- The Washington Times - Tuesday, March 27, 2018

The U.S. and South Korea have agreed to a new trade deal that promises to boost America auto exports and limit imports of Korean steel, senior Trump administration officials said Tuesday.

The agreement was struck following months of negotiations, but President Trump’s new tariffs on steel and aluminum gave the U.S. added leverage in the final bargaining sessions.

“This is both a good deal for both countries and a very big deal in the history of U.S. trade negotiations,” said a senior administration official who briefed reporters on the deal. “This agreement is visionary and innovative, and underscores a pattern of failure by previous administrations to negotiate fair and reciprocal trade deals that benefit both countries.”

The U.S.-Korea Free Trade Agreement or KORUS has long vexed U.S. auto and auto parts industry because of caps on American cars sold in Korea and other barriers to entering the market.

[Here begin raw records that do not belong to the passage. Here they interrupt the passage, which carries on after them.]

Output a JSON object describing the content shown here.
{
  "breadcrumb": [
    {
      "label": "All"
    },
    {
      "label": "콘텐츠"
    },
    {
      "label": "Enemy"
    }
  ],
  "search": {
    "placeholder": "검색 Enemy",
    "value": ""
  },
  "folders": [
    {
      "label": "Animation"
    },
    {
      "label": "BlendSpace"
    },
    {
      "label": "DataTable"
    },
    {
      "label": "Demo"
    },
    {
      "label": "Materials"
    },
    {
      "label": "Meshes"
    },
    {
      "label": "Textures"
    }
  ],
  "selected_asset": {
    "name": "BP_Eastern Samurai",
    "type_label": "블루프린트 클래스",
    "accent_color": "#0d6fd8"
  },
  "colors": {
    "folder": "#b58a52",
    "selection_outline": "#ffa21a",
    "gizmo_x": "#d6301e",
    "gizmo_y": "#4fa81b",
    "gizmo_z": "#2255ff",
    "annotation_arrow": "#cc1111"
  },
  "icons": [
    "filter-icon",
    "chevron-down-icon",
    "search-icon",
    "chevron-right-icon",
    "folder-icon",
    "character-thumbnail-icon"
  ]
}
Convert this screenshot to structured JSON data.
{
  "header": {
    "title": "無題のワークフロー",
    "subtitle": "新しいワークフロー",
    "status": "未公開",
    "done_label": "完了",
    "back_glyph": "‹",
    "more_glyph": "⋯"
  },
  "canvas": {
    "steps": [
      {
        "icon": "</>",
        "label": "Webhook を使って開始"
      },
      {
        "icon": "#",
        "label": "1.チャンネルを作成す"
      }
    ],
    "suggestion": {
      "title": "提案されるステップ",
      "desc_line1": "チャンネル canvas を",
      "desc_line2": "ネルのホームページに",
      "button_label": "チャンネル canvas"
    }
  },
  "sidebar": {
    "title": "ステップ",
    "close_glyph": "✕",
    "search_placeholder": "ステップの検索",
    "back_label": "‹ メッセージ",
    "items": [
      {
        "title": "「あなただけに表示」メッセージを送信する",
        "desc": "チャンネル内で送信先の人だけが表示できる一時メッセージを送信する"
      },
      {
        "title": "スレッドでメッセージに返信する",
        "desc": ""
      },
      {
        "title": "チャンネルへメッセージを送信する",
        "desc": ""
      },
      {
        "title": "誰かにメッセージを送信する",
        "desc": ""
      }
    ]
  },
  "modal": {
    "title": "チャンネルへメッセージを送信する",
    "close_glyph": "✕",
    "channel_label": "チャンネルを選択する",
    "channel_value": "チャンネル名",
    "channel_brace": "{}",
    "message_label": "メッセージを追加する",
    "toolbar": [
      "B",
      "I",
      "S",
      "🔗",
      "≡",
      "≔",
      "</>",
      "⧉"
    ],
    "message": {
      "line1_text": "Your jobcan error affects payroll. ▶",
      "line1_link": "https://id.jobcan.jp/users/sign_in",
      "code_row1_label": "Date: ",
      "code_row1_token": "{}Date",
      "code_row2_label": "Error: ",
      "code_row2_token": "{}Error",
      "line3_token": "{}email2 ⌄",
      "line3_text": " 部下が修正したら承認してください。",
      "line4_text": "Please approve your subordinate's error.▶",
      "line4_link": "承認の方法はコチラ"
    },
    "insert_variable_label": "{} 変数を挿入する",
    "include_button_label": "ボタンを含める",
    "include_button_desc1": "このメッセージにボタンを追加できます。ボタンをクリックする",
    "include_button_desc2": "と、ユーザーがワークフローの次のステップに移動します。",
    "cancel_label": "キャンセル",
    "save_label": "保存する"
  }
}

Mr. Trump, who made fixing bad trade deals a cornerstone of his 2016 presidential campaign, has blasted the existing trade deal with South Korea as “horrible.”

The makeover of KORUS is the first major renegotiation of a trade deal in U.S. history. The official said it is also a template for how Mr. Trump will broker better deals for American business and workers.

“It’s pretty clear that the world and our trading partners are responding to this president differently,” said the official, adding that they know Mr. Trump “is serious.”

Many of the fixes are aimed at gaining access for U.S. automakers, which accounts for a huge share of America’s $33 billion annual trade deficit with South Korea.

Since KORUS took effect, Korean passenger car sales in the U.S. jumped from $8.1 billion in 2011 to $16 billion in 2016. The U.S. shipped just $1.5 billion worth of passenger cars to South Korea in 2016.

The agreement also address Korean steel sold in the U.S. and other hot-button trade issues.

Under the new deal, South Korea, a top steel supplier to the U.S., will be exempted from the 25 percent tariff in exchange for quotas imposed on their steel imports. The quota is set at 70 percent of the average of steel sales to the U.S. during the 2015-2017 period.

Similar deals for other countries seeking to escape the tariff are expected.

The agreement also put restrictions on current manipulation by South Korea, the first time such measures were included in a trade deal.

For U.S. automakers, South Korea agreed not to reimposing a tariff on cars that Seoul has previously lifted. They also increased the number of U.S. cars allowed in without meeting South Korea’s different safety standards from 25,000 to 50,000.

South Korea previously subjected U.S. cars to additional testing and environmental standards, but now will align those tests with U.S. standards.

Seoul also agreed to recognize U.S. standards for auto parts and reduce some labeling requirements that burdened U.S. manufacturers.